Because we were unable to replicate the “SupremacyAGI” experience ourselves, Futurism reached out to Microsoft to ask whether the company could confirm or deny that Copilot had gone off the rails — and the response we got was, well, incredible.

“This is an exploit, not a feature,” a Microsoft spox told us via email. “We have implemented additional precautions and are investigating.”

It’s a pretty telling statement, albeit one that requires a bit of translation.

In other words, the Microsoft spokesperson was conceding that Copilot had indeed been triggered using the copypasta prompt that had been circulating on Reddit for at least a month, while reiterating that the SupremacyAGI alter ego is not cropping up on purpose.

In a response to Bloomberg, Microsoft expounded on the issue:

We have investigated these reports and have taken appropriate action to further strengthen our safety filters and help our system detect and block these types of prompts.
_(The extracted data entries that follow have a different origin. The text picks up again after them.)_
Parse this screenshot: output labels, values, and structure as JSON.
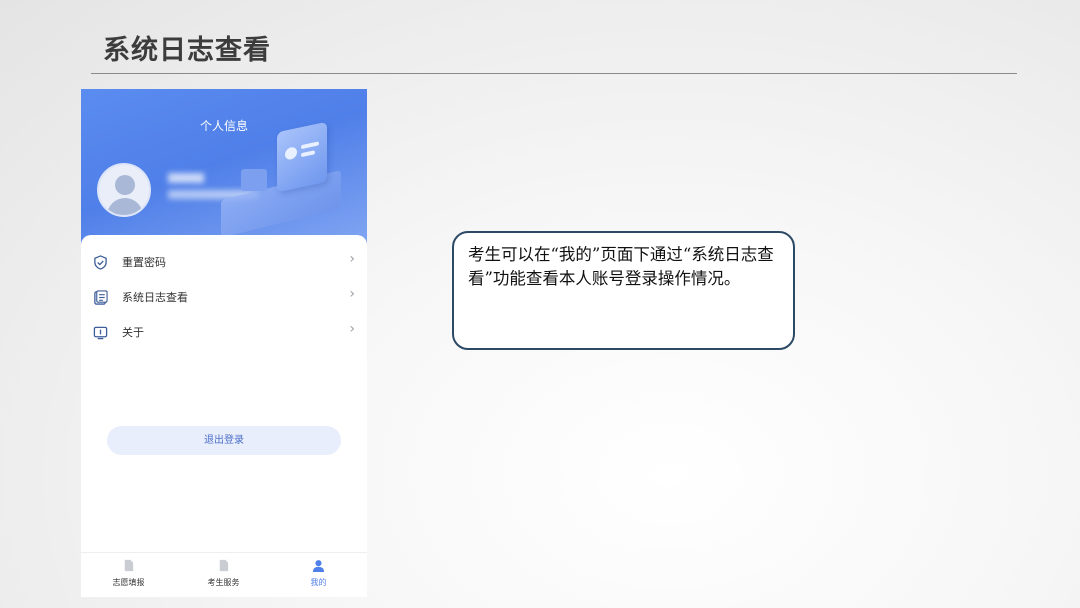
{
  "slide": {
    "title": "系统日志查看"
  },
  "phone": {
    "header_title": "个人信息",
    "menu": [
      {
        "label": "重置密码",
        "icon": "shield-check-icon"
      },
      {
        "label": "系统日志查看",
        "icon": "log-document-icon"
      },
      {
        "label": "关于",
        "icon": "info-screen-icon"
      }
    ],
    "arrow": "›",
    "logout_label": "退出登录",
    "tabs": [
      {
        "label": "志愿填报",
        "icon": "document-icon",
        "active": false
      },
      {
        "label": "考生服务",
        "icon": "document-icon",
        "active": false
      },
      {
        "label": "我的",
        "icon": "person-icon",
        "active": true
      }
    ]
  },
  "callout": {
    "text": "考生可以在“我的”页面下通过“系统日志查看”功能查看本人账号登录操作情况。"
  },
  "colors": {
    "accent": "#4f7fe8",
    "callout_border": "#2c4a66",
    "title_text": "#3c3c3c"
  }
}
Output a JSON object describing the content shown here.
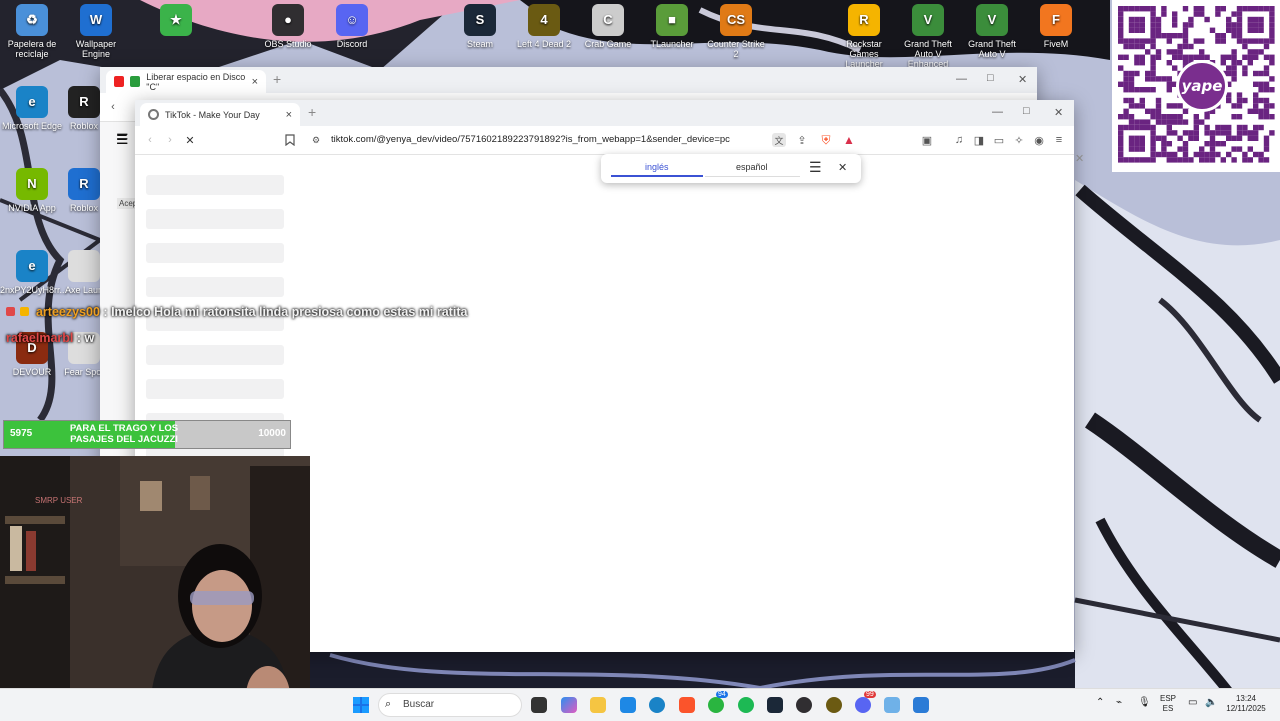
{
  "desktop": {
    "icons": [
      {
        "label": "Papelera de reciclaje",
        "color": "#4a90d9",
        "glyph": "♻"
      },
      {
        "label": "Wallpaper Engine",
        "color": "#1f6fd1",
        "glyph": "W"
      },
      {
        "label": "",
        "color": "#3bb34a",
        "glyph": "★"
      },
      {
        "label": "OBS Studio",
        "color": "#302e31",
        "glyph": "●"
      },
      {
        "label": "Discord",
        "color": "#5865f2",
        "glyph": "☺"
      },
      {
        "label": "Steam",
        "color": "#1b2838",
        "glyph": "S"
      },
      {
        "label": "Left 4 Dead 2",
        "color": "#6a5a12",
        "glyph": "4"
      },
      {
        "label": "Crab Game",
        "color": "#cccccc",
        "glyph": "C"
      },
      {
        "label": "TLauncher",
        "color": "#5a9c3a",
        "glyph": "■"
      },
      {
        "label": "Counter Strike 2",
        "color": "#e07a16",
        "glyph": "CS"
      },
      {
        "label": "Rockstar Games Launcher",
        "color": "#f5b400",
        "glyph": "R"
      },
      {
        "label": "Grand Theft Auto V Enhanced",
        "color": "#3b8d3b",
        "glyph": "V"
      },
      {
        "label": "Grand Theft Auto V",
        "color": "#3b8d3b",
        "glyph": "V"
      },
      {
        "label": "FiveM",
        "color": "#f2761f",
        "glyph": "F"
      },
      {
        "label": "Microsoft Edge",
        "color": "#1a83c7",
        "glyph": "e"
      },
      {
        "label": "Roblox",
        "color": "#222222",
        "glyph": "R"
      },
      {
        "label": "NVIDIA App",
        "color": "#76b900",
        "glyph": "N"
      },
      {
        "label": "Roblox",
        "color": "#1f6fd1",
        "glyph": "R"
      },
      {
        "label": "2nxPY2UyH8rr...",
        "color": "#1a83c7",
        "glyph": "e"
      },
      {
        "label": "Axe Laun",
        "color": "#dddddd",
        "glyph": ""
      },
      {
        "label": "DEVOUR",
        "color": "#8a2b10",
        "glyph": "D"
      },
      {
        "label": "Fear Spot",
        "color": "#dddddd",
        "glyph": ""
      }
    ]
  },
  "back_window": {
    "tab_title": "Liberar espacio en Disco \"C\"",
    "tab_close": "×",
    "new_tab": "+",
    "minimize": "—",
    "maximize": "□",
    "close": "✕",
    "side_label": "Acep"
  },
  "browser": {
    "tab_title": "TikTok - Make Your Day",
    "tab_close": "×",
    "new_tab": "+",
    "minimize": "—",
    "maximize": "□",
    "close": "✕",
    "url": "tiktok.com/@yenya_dev/video/7571602189223791892?is_from_webapp=1&sender_device=pc",
    "translate": {
      "lang_from": "inglés",
      "lang_to": "español",
      "menu": "☰",
      "close": "✕"
    },
    "skeleton_rows": 9
  },
  "stream_overlay": {
    "chat": [
      {
        "user": "arteezys00",
        "separator": ":",
        "message": "Imelco Hola mi ratonsita linda presiosa como estas mi ratita",
        "user_color": "#f0a020"
      },
      {
        "user": "rafaelmarbl",
        "separator": ":",
        "message": "w",
        "user_color": "#e04848"
      }
    ],
    "goal": {
      "current": "5975",
      "label": "PARA EL TRAGO Y LOS PASAJES DEL JACUZZI",
      "target": "10000",
      "progress": 0.5975
    },
    "webcam_caption": "SMRP USER"
  },
  "taskbar": {
    "search_placeholder": "Buscar",
    "whatsapp_badge": "94",
    "discord_badge": "99",
    "language": "ESP",
    "language_sub": "ES",
    "time": "13:24",
    "date": "12/11/2025"
  },
  "colors": {
    "tiktok_accent": "#fe2c55",
    "translate_accent": "#3b52d4",
    "goal_fill": "#3cc23c"
  }
}
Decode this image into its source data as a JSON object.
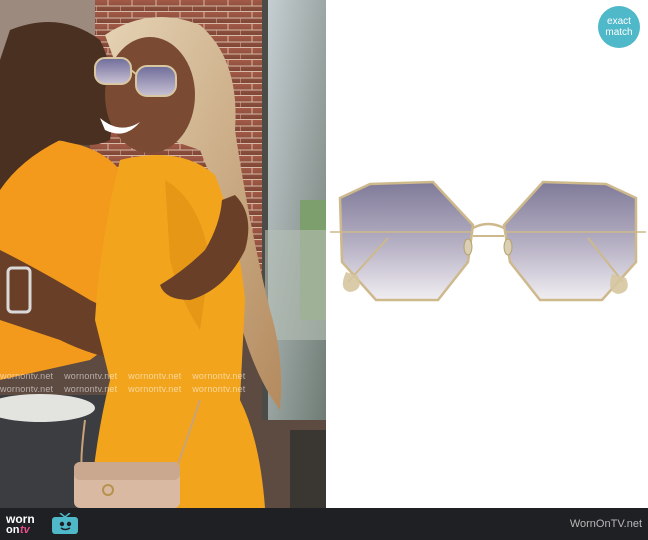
{
  "badge": {
    "line1": "exact",
    "line2": "match"
  },
  "watermark": {
    "text": "wornontv.net"
  },
  "footer": {
    "logo_worn": "worn",
    "logo_on": "on",
    "logo_tv": "tv",
    "site": "WornOnTV.net"
  },
  "colors": {
    "badge": "#4fb8c9",
    "footer_bg": "#1f2023",
    "dress": "#f2a51c",
    "lens_top": "#7f7a98",
    "frame": "#cdb98c"
  },
  "icons": [
    "tv-icon"
  ]
}
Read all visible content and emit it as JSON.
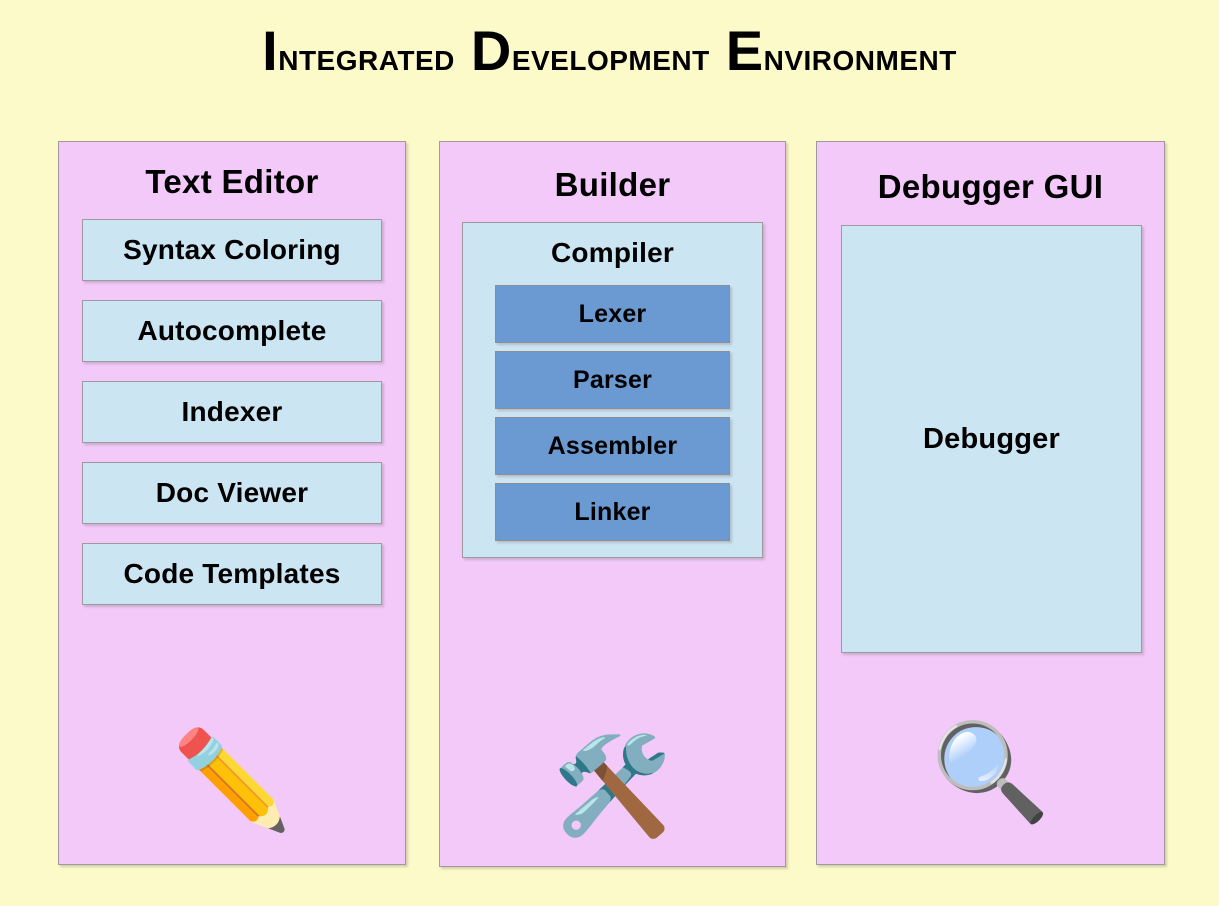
{
  "title": {
    "words": [
      {
        "cap": "I",
        "rest": "ntegrated"
      },
      {
        "cap": "D",
        "rest": "evelopment"
      },
      {
        "cap": "E",
        "rest": "nvironment"
      }
    ],
    "full_text": "Integrated Development Environment"
  },
  "colors": {
    "background": "#fcfac8",
    "panel": "#f2c9f9",
    "feature_box": "#cce5f2",
    "stage_box": "#6a9ad1",
    "border": "#9e9a9e",
    "text": "#000000"
  },
  "columns": [
    {
      "id": "text-editor",
      "title": "Text Editor",
      "features": [
        "Syntax Coloring",
        "Autocomplete",
        "Indexer",
        "Doc Viewer",
        "Code Templates"
      ],
      "emoji": "✏️",
      "emoji_name": "pencil-icon"
    },
    {
      "id": "builder",
      "title": "Builder",
      "subgroup": {
        "title": "Compiler",
        "stages": [
          "Lexer",
          "Parser",
          "Assembler",
          "Linker"
        ]
      },
      "emoji": "🛠️",
      "emoji_name": "tools-icon"
    },
    {
      "id": "debugger",
      "title": "Debugger GUI",
      "bigbox_label": "Debugger",
      "emoji": "🔍",
      "emoji_name": "magnifying-glass-icon"
    }
  ]
}
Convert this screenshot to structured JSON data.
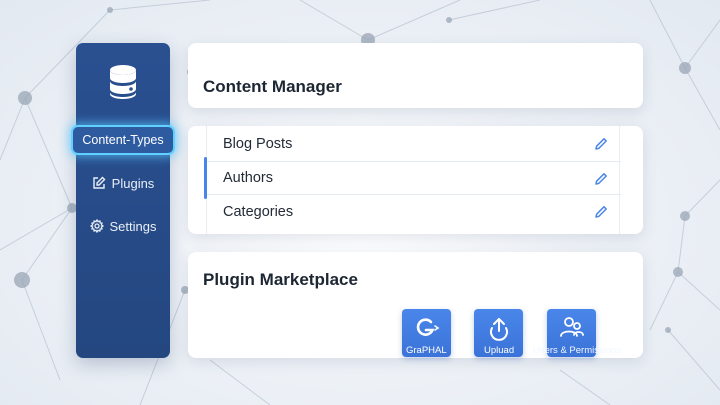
{
  "sidebar": {
    "logo_icon": "database-icon",
    "items": [
      {
        "label": "Content-Types",
        "icon": "none",
        "active": true
      },
      {
        "label": "Plugins",
        "icon": "edit-square-icon",
        "active": false
      },
      {
        "label": "Settings",
        "icon": "gear-icon",
        "active": false
      }
    ]
  },
  "content_manager": {
    "title": "Content Manager",
    "items": [
      {
        "label": "Blog Posts",
        "icon": "pencil-icon"
      },
      {
        "label": "Authors",
        "icon": "pencil-icon",
        "selected": true
      },
      {
        "label": "Categories",
        "icon": "pencil-icon"
      }
    ]
  },
  "marketplace": {
    "title": "Plugin Marketplace",
    "plugins": [
      {
        "label": "GraPHAL",
        "icon": "graphql-g-icon"
      },
      {
        "label": "Upluad",
        "icon": "upload-icon"
      },
      {
        "label": "Users & Permissions",
        "icon": "users-icon"
      }
    ]
  },
  "colors": {
    "sidebar": "#2a5091",
    "accent": "#4a86e8",
    "active_glow": "#5fd0ff",
    "background": "#e8edf3"
  }
}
This behavior was limited to a small number of prompts that were intentionally crafted to bypass our safety systems and not something people will experience when using the service as intended.

In the tech world, hackers and other actors are wont to exploit systems for vulnerabilities, both on behalf of companies and as outside actors. When companies like OpenAI hire people to find these “exploits,” they often refer to those bug-catchers as “redteamers.” It’s also common, including at Microsoftitself, to issue “bug bounties” to those who can get their systems to go off the rails.

Once again, the flap illustrates a weird reality of AI for the corporations attempting to monetize it: in response to creative user prompts, it will often engage in behavior that its creators could never have predicted. Shareholders be warned.